In Zamora’s case, the treatment was mostly involuntary, but Weston said the majority of mental health services are provided to people who ask for help.

Fewer than one-third of adults with a diagnosable mental disorder receive any mental health services in a given year, according to a U.S. Department of Health and Human Services report on mental health.

Honberg called it a sad irony that in most cases, the 8.1 million adults with schizophrenia or bipolar disorder in the United States are being cared for by their families, who have no legal standing.

Friends of Zamora said he had been diagnosed with both mental illnesses, but state officials would not say if such a diagnosis was part of his file.

Forcing an adult to get mental health services requires a complicated legal process in every state, and an appeal by a family member is not usually the most effective way to get that help.

“It’s not unusual at all for the initial contact to be with law enforcement,” Weston said. “911 is often the right place to start.”
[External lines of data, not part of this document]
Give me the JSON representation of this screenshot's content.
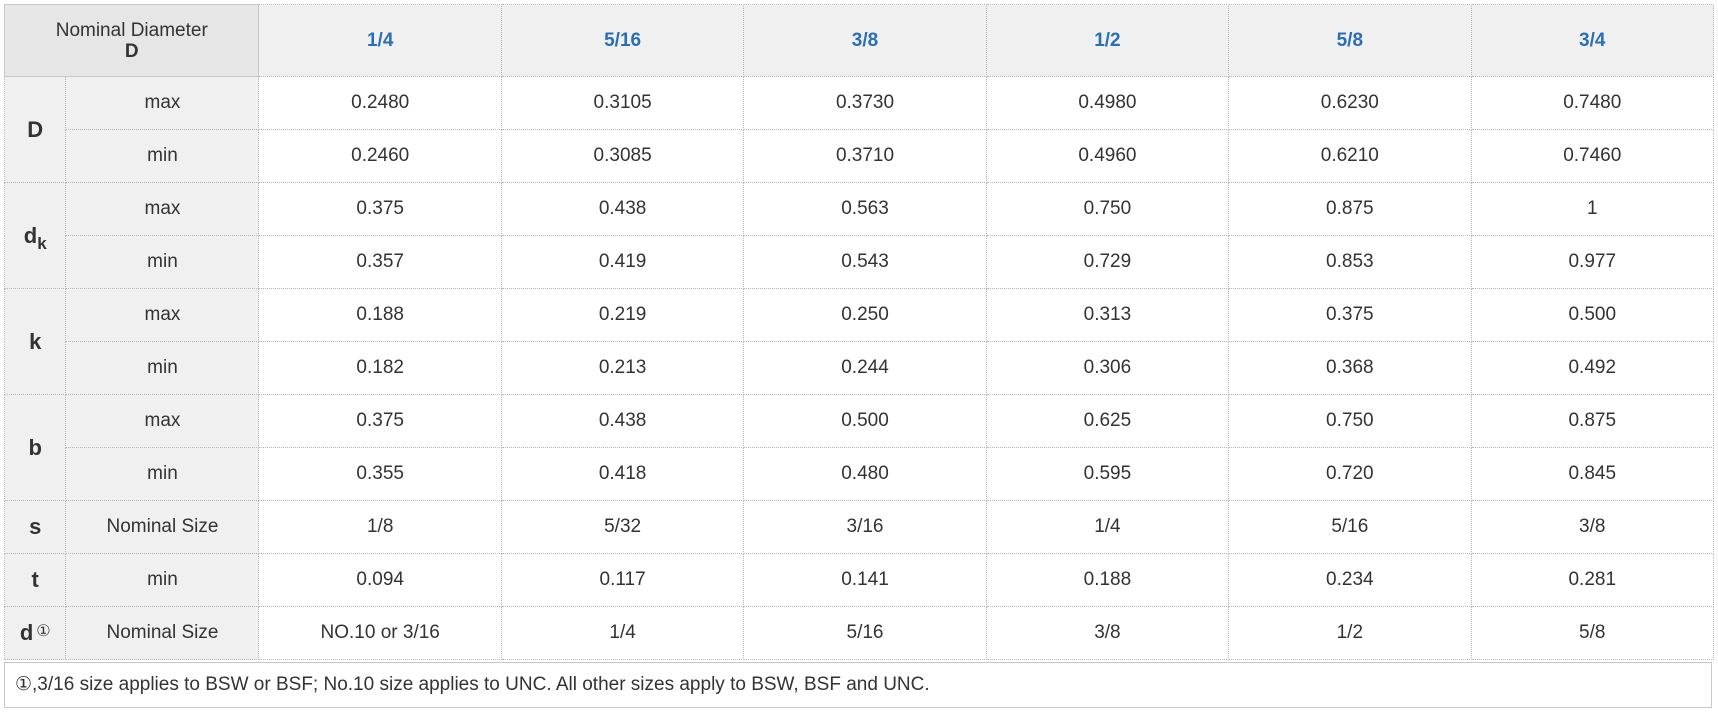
{
  "header": {
    "corner_title": "Nominal Diameter",
    "corner_sub": "D",
    "sizes": [
      "1/4",
      "5/16",
      "3/8",
      "1/2",
      "5/8",
      "3/4"
    ]
  },
  "rows": [
    {
      "param": "D",
      "subscript": "",
      "mark": "",
      "limit": "max",
      "values": [
        "0.2480",
        "0.3105",
        "0.3730",
        "0.4980",
        "0.6230",
        "0.7480"
      ]
    },
    {
      "param": "",
      "subscript": "",
      "mark": "",
      "limit": "min",
      "values": [
        "0.2460",
        "0.3085",
        "0.3710",
        "0.4960",
        "0.6210",
        "0.7460"
      ]
    },
    {
      "param": "d",
      "subscript": "k",
      "mark": "",
      "limit": "max",
      "values": [
        "0.375",
        "0.438",
        "0.563",
        "0.750",
        "0.875",
        "1"
      ]
    },
    {
      "param": "",
      "subscript": "",
      "mark": "",
      "limit": "min",
      "values": [
        "0.357",
        "0.419",
        "0.543",
        "0.729",
        "0.853",
        "0.977"
      ]
    },
    {
      "param": "k",
      "subscript": "",
      "mark": "",
      "limit": "max",
      "values": [
        "0.188",
        "0.219",
        "0.250",
        "0.313",
        "0.375",
        "0.500"
      ]
    },
    {
      "param": "",
      "subscript": "",
      "mark": "",
      "limit": "min",
      "values": [
        "0.182",
        "0.213",
        "0.244",
        "0.306",
        "0.368",
        "0.492"
      ]
    },
    {
      "param": "b",
      "subscript": "",
      "mark": "",
      "limit": "max",
      "values": [
        "0.375",
        "0.438",
        "0.500",
        "0.625",
        "0.750",
        "0.875"
      ]
    },
    {
      "param": "",
      "subscript": "",
      "mark": "",
      "limit": "min",
      "values": [
        "0.355",
        "0.418",
        "0.480",
        "0.595",
        "0.720",
        "0.845"
      ]
    },
    {
      "param": "s",
      "subscript": "",
      "mark": "",
      "limit": "Nominal Size",
      "values": [
        "1/8",
        "5/32",
        "3/16",
        "1/4",
        "5/16",
        "3/8"
      ]
    },
    {
      "param": "t",
      "subscript": "",
      "mark": "",
      "limit": "min",
      "values": [
        "0.094",
        "0.117",
        "0.141",
        "0.188",
        "0.234",
        "0.281"
      ]
    },
    {
      "param": "d",
      "subscript": "",
      "mark": "①",
      "limit": "Nominal Size",
      "values": [
        "NO.10 or 3/16",
        "1/4",
        "5/16",
        "3/8",
        "1/2",
        "5/8"
      ]
    }
  ],
  "footnote": "①,3/16 size applies to BSW or BSF; No.10 size applies to UNC. All other sizes apply to BSW, BSF and UNC."
}
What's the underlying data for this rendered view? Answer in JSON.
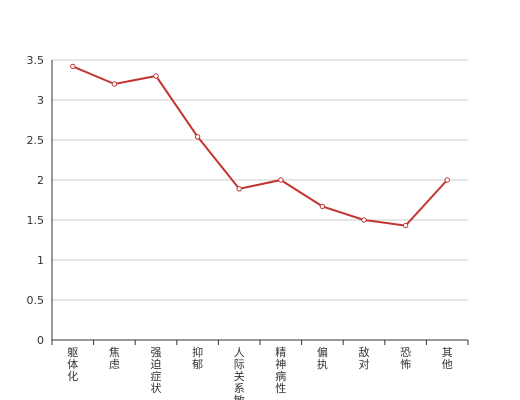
{
  "chart_data": {
    "type": "line",
    "categories": [
      "躯体化",
      "焦虑",
      "强迫症状",
      "抑郁",
      "人际关系敏感",
      "精神病性",
      "偏执",
      "敌对",
      "恐怖",
      "其他"
    ],
    "series": [
      {
        "values": [
          3.42,
          3.2,
          3.3,
          2.54,
          1.89,
          2.0,
          1.67,
          1.5,
          1.43,
          2.0
        ]
      }
    ],
    "yticks": [
      "0",
      "0.5",
      "1",
      "1.5",
      "2",
      "2.5",
      "3",
      "3.5"
    ],
    "ylim": [
      0,
      3.5
    ],
    "grid": true,
    "colors": {
      "line": "#c23531",
      "grid": "#cccccc",
      "axis": "#333333"
    }
  }
}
Family members may be more successful at getting their loved ones help for a mental disorder if they try an approach other than pleading or badgering, said Dr. Xavier Amador, author of a guide for getting treatment for a family member. Half of the people with schizophrenia or bipolar disorder in this country don’t understand they are ill, Amador said.

Instead of trying to change the person’s mind about treatment, family and friends can listen to the person’s concerns and find a common area of agreement that can lead to the same result.

For example, the person may agree to treatment to keep the police away from their front door or may be willing to take medications as a way to avoid going to the hospital.

Amador, who said the method has been taught to families, health care providers and law enforcement officials around the world and helped get his own brother, who suffers from mental illness, into treatment.

“It’s really pretty simple if you think about it,” he said.